The protocol starts with the identification of a potential infarction case at the emergency door, which is made by the management employee at the front desk. These employees were trained to identify chest pain or equivalent, from the patient's complaint or their subjective perception. Once a potential eligible patient is identified, the employee refers the patient for priority care delivered by the triage nurse. This nurse performs an electrocardiogram, even before medical evaluation. The electrocardiogram is immediately sent to an emergency medicine physician, who examines the patient and discusses the case with the coronary unit cardiologist. Once defined that it is an ongoing case of STEMI, the coronary unit team takes charge of the time management. The unit's nurse starts counting with the interventional cardiology team, and immediately refers the patient to the catheterization laboratory, where he will be prepared for the procedure. In this area, the patient is placed on the procedure bed and shaving, asepsis and placement of surgical sheets are carried out. Simultaneously, oral acetylsalicylic acid 200 mg and thienopyridine derivatives (clopidogrel 300 mg, in years 2010 and 2011, then replaced for ticagrelor 180 mg, in 2012) are administered. At this moment, the objective is that the patient be ready to undergo the procedure as soon as the interventional cardiology team arrives; this team comprises a physician, a nursing technician, and a radiology technician.
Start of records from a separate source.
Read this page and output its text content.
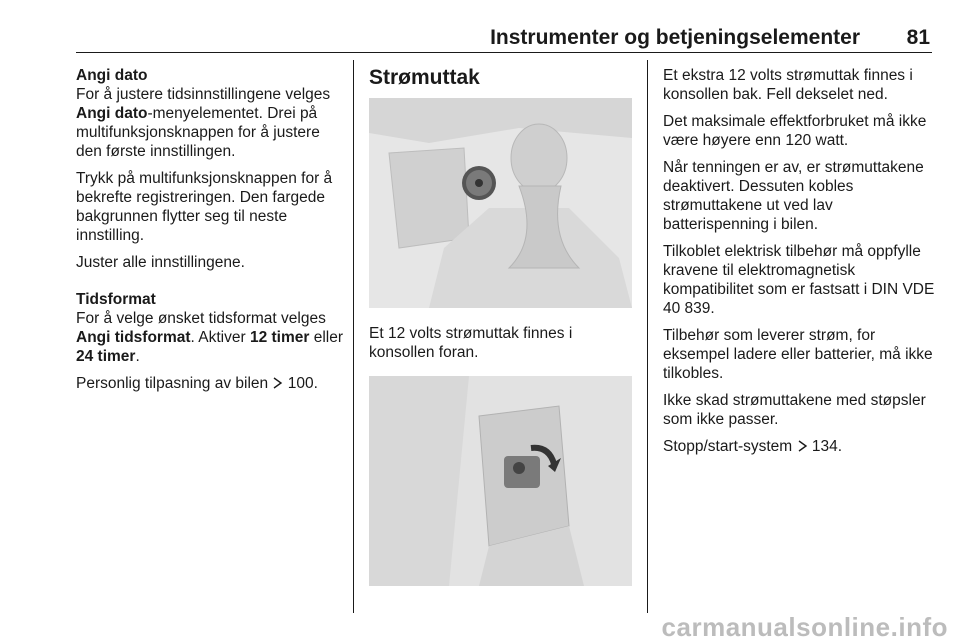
Instrumenter og betjeningselementer	81
Angi dato

For å justere tidsinnstillingene velges Angi dato-menyelementet. Drei på multifunksjonsknappen for å justere den første innstillingen.

Trykk på multifunksjonsknappen for å bekrefte registreringen. Den fargede bakgrunnen flytter seg til neste innstilling.

Juster alle innstillingene.

Tidsformat

For å velge ønsket tidsformat velges Angi tidsformat. Aktiver 12 timer eller 24 timer.

Personlig tilpasning av bilen  100.

Strømuttak

Et 12 volts strømuttak finnes i konsollen foran.

Et ekstra 12 volts strømuttak finnes i konsollen bak. Fell dekselet ned.

Det maksimale effektforbruket må ikke være høyere enn 120 watt.

Når tenningen er av, er strømuttakene deaktivert. Dessuten kobles strømuttakene ut ved lav batterispenning i bilen.

Tilkoblet elektrisk tilbehør må oppfylle kravene til elektromagnetisk kompatibilitet som er fastsatt i DIN VDE 40 839.

Tilbehør som leverer strøm, for eksempel ladere eller batterier, må ikke tilkobles.

Ikke skad strømuttakene med støpsler som ikke passer.

Stopp/start-system  134.

carmanualsonline.info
The procedure should start immediately after team arrival. This team is on site during office hours (7 am to 5 pm) and on call during night shifts or weekends. In the first situation, the team will be ready during patient preparation. The goals to be achieved during patient care are a door-to-diagnosis time no longer than 30 minutes and diagnosis-to-balloon time no longer than 90 minutes.

Measures implemented for time optimization

In addition to the definition of the patient care flowchart described here, specific measures were used to reduce the door-to-balloon time, based on effectiveness studies7,8, which define predictors of a protocol success, or on peculiarities of our hospital: (1) training of the emergency service front-desk employees for the identification of potential patients eligible to the protocol; (2) empowerment of the triage nurse to perform an electrocardiogram without a medical request form; (3) activation of the interventional cardiology team by the physician who diagnoses infarction; (4) activation of the stopwatch at the moment of diagnosis, so that the patient will be ready for the procedure to start within 40 minutes at most; (5) awareness raising of the interventional cardiologist to arrive quickly at the hospital and perform the procedure while paying attention to timing; (6) awareness raising of all the hospital multidisciplinary team for the importance of the door-to-balloon time; (7) definition of this protocol as being the hospital's main quality of care protocol; (8) feedback on each patient's door-to-balloon time, by displaying posters showing the "last door-to-balloon time" in minutes, in all areas involved; (9) monthly meetings of the teams involved in order to discuss all cases included in the protocol, occasional flaws and improvement strategies.

Data analysis

The first five months of monitoring (May to September 2010) corresponded to the period of protocol pre-implementation, whereas the subsequent months corresponded to post-implementation cases (October 2010 to August 2012). Thus, the pre-protocol period, which included 10 cases, represented the reference used to evaluate whether the protocol had resulted in improvement of the door-to-balloon time. It had been previously defined that the post-protocol period would be divided into subperiods of 10 consecutive cases each, in order to evaluate the evolution of the door-to-balloon time. Since the patients analyzed correspond to the whole population universe of patients seen in this period, the comparison of times was merely descriptive, with no need for statistical tests to estimate the type-I error probability. The door-to-balloon time of each period was described as a mean and standard deviation.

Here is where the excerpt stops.